I was quite impressed with the ability of the StoryMat to fulfill this function without any human embodiment at all. The amount of context-matching that the system was able to provide by simply knowing the path traveled through the physical space was quite impressive; however, this is certainly fostered by the variety evident in the images on the mat itself. It seems quite remarkable that the kids were willing to accept the contextual suggestions of another kid's disembodied voice and continue their own story from there. However, I was disappointed to see that even if the story was continued, the system had no way of realizing this and splicing the two segments together so that a collaborative story could be asynchronously created. Admittedly, automatically determining that the story is a continuation could be very difficult. However, it might work to simply ask the child after hearing the other story whether he or she wants to continue the story they heard or begin a new one. On the other hand, this introduces "the computer" as an element in the interaction. The transparent nature of the interaction in the current iteration (in which the child currently using the interface hears and sees only other children's creations) seems to add to the system's effect. I particularly liked the way that multiple children could share the physical and technological space to tell a story in collaboration both with each other and the stories previously told by other children.

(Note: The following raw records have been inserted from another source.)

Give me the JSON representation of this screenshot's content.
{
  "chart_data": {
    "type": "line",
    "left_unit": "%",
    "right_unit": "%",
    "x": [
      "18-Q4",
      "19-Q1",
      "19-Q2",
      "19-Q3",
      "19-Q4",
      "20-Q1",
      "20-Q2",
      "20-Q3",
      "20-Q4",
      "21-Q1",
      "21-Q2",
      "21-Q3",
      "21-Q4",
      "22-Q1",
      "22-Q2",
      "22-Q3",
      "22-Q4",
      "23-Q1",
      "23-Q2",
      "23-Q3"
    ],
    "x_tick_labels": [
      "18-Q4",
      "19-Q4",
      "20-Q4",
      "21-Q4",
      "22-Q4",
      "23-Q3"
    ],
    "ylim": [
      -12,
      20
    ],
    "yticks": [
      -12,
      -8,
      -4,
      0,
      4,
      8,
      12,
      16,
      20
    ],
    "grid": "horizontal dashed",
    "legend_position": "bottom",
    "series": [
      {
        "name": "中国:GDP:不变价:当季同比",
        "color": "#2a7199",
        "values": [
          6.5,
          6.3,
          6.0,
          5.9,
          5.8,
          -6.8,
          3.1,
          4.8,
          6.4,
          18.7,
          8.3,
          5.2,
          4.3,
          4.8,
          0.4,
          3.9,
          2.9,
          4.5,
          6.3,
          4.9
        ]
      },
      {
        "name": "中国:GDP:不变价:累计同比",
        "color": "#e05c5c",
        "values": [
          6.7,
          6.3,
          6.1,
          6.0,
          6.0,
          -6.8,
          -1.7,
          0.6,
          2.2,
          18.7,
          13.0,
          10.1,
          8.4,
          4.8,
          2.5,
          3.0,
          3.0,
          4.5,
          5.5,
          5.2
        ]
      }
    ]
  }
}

Finally, the Reflectory provides a different kind of asynchronous collaboration-a technological augmentation to the pen-pal concept which allows the child to explore historical events related to their writing. This seems like a good concept-it strikes me as being in a similar vein as the Image Maps, both in their focus on historical events and their idea of taking the material from which historical materials are selected from the users' own experience, making the experience using the tool much more personally meaningful and effective. However, the projects differ markedly in their intended use; the Image Maps system is done as a specific activity in which the users embark out into their environment with the intent of exploring it and its history. The Reflectory brings a similar idea to the everyday activity of writing a letter to a friend. I wonder if the intrusive nature of the historical information in the interface is appropriate to this activity. After all, the purpose of sitting down to write a letter to a friend is not to learn about the American Revolution. It seems that the continual, changing presence of such information taking up half of the screen is somewhat oppressive for an interface used primarily for writing, not research. A less intrusive approach might be to have a few lines at the bottom of the screen which contain the first few lines of a diary entry that the system thinks is related to the last sentence you typed. If you clicked on the lines, you would be given the full text of the diary entry and the ability to browse further. This admittedly makes the interface for writing markedly different from that for browsing the historical documents, but the distance between the activities is far enough already that that might well be more appropriate, allowing the user to explore further when interested in the material, and letting him or her simply continue to write otherwise. This would preserve the personal nature of the explorations without the feeling that your writing is being interrupted. Mike mentioned that there was more work to be done on the context-matching algorithms to find historical information to display, and I expect that this will make the tool very effective to explore historical information that might otherwise seem stale if presented in a history classroom.